With oil prices tumbling, energy companies, which generate a fifth of Norway's income, will cut investment spending by 13.1 per cent this year, more than forecast earlier, and tax revenue will fall sharply, reducing the government's overall surplus, according to revised budget documents seen by Reuters.
The finance ministry will release its revised 2015 budget, which also includes some 2016 forecasts for the first time, at 0845 GMT.
Documents obtained by Reuters indicate that AAA-rated Norway plans to use 168.8 billion crowns (US$22.4 billion) of its oil income in the budget, up from a previous plan for 163.7 billion crowns, while the overall budget surplus will shrink to 7.7 per cent of GDP from a previous forecast for 11.7 per cent.
Norway has saved up US$890 billion in a rainy day wealth fund and uses just a small portion of this saving in the budget, maintaining the fund as a kind of endowment for the country.
The actual spending will equal 2.6 per cent of the fund this year, below a previous 3 per cent estimate, but the fall is due to the rise in stocks and the weakening of the crown, not a cut in spending.
GDP growth on the mainland, excluding the offshore oil sector, will slow to 1.3 per cent this year, down from an October projection for 2.0 percent and below last year's 2.3 per cent.
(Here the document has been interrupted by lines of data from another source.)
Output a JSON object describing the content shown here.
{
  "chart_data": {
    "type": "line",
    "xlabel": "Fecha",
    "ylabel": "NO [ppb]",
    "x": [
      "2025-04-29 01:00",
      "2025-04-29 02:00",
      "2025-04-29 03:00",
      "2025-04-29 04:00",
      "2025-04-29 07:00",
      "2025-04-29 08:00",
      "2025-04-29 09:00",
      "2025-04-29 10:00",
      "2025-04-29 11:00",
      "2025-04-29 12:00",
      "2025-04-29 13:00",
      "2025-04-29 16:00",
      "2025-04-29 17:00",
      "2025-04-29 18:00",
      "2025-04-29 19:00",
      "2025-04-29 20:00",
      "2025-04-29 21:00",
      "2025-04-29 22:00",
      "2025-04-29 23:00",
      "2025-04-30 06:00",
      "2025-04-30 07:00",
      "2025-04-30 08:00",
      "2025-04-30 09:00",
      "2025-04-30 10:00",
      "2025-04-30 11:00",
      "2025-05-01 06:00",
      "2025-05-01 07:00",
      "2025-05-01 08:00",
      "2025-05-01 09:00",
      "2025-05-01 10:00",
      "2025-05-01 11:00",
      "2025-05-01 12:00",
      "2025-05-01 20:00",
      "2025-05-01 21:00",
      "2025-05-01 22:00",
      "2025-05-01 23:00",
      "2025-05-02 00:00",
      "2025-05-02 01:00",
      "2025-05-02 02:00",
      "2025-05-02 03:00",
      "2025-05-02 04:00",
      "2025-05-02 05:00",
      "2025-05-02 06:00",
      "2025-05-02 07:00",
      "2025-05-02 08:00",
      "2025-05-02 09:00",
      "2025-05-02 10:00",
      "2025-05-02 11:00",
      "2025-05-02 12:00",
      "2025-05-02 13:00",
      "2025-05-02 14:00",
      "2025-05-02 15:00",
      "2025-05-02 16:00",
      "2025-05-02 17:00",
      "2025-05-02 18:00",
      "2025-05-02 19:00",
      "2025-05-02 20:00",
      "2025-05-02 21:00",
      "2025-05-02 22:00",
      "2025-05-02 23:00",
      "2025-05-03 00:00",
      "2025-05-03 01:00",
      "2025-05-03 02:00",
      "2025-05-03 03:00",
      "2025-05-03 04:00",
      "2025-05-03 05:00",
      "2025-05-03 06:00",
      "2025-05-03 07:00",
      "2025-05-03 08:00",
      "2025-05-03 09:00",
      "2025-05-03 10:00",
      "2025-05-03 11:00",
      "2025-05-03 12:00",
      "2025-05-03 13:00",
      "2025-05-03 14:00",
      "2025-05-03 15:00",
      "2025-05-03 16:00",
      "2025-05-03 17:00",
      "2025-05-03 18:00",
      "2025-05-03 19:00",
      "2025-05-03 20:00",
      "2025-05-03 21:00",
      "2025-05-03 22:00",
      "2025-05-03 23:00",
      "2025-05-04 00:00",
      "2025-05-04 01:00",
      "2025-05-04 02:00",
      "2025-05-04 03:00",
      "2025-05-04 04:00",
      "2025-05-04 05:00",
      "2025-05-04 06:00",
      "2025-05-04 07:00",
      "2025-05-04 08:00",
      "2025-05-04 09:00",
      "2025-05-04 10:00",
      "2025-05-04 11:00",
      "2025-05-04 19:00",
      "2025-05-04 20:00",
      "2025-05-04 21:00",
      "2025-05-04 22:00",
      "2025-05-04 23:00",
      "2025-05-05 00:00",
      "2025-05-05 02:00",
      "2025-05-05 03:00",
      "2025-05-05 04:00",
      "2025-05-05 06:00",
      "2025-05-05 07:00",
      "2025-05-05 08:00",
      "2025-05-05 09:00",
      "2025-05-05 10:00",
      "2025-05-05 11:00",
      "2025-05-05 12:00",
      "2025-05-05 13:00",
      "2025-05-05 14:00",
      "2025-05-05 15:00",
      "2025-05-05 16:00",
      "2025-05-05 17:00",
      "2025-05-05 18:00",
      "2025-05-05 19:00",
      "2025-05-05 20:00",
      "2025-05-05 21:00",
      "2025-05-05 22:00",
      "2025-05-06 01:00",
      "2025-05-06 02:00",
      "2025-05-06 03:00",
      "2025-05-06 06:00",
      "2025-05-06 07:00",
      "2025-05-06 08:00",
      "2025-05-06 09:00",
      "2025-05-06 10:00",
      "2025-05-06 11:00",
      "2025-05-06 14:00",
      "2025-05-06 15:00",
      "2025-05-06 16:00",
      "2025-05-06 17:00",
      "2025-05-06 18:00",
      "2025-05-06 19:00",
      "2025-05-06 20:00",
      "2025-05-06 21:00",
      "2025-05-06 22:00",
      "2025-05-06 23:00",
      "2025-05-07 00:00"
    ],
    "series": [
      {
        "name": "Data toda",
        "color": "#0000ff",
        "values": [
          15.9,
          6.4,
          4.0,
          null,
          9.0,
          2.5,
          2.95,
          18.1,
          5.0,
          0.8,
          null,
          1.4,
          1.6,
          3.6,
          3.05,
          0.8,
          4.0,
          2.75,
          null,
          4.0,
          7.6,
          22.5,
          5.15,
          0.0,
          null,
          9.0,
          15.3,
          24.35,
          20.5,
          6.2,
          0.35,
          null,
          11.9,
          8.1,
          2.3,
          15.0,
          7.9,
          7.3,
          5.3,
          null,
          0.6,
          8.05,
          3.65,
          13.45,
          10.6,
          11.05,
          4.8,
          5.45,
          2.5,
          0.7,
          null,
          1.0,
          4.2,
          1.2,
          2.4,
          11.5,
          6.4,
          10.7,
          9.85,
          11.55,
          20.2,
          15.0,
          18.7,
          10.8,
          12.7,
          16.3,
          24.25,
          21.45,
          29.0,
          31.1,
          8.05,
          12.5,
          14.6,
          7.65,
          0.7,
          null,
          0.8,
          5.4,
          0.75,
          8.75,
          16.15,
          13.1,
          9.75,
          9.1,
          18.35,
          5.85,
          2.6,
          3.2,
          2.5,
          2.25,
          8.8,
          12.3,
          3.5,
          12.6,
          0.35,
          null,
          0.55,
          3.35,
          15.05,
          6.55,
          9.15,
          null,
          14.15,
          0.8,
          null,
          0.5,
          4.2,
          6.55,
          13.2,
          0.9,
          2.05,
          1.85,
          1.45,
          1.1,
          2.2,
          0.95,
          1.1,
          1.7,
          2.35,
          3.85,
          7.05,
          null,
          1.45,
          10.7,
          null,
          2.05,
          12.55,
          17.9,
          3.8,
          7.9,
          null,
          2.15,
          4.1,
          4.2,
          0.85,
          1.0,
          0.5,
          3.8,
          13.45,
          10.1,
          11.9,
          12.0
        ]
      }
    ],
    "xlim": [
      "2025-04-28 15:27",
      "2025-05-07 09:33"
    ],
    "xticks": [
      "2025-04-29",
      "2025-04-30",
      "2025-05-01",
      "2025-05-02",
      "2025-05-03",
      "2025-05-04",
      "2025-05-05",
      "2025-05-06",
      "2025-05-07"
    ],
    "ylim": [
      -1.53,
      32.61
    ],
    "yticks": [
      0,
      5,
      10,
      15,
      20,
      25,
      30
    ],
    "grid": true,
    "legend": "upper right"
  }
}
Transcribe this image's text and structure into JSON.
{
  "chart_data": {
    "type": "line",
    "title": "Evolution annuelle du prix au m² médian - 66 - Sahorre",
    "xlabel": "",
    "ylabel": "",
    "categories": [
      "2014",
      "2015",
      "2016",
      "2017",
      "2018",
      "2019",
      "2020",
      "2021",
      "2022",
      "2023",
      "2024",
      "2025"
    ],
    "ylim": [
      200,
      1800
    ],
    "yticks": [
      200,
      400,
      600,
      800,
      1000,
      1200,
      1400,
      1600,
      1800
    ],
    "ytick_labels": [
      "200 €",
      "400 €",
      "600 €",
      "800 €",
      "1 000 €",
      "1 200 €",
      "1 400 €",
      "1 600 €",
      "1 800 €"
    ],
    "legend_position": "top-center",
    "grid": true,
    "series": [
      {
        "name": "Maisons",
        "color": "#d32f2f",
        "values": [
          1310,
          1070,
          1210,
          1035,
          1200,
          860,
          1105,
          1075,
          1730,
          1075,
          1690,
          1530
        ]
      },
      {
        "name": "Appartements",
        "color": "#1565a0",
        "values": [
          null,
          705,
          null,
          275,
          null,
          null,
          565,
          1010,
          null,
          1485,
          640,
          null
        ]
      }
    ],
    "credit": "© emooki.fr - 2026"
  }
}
But growth could rebound next year, the government said, predicting a 2.0 per cent rate for 2016 as oil prices are forecast to rise.
Unemployment, which hit a ten-year high earlier this year, is seen averaging 4.0 per cent in 2015, above a previous forecast for 3.6 per cent.
The price of oil, the budget's main source of income, is now seen averaging 480 crowns (US$63.7) a barrel this year, below a previous forecast for 650 crowns but is forecast to rise to 529 crowns in 2016.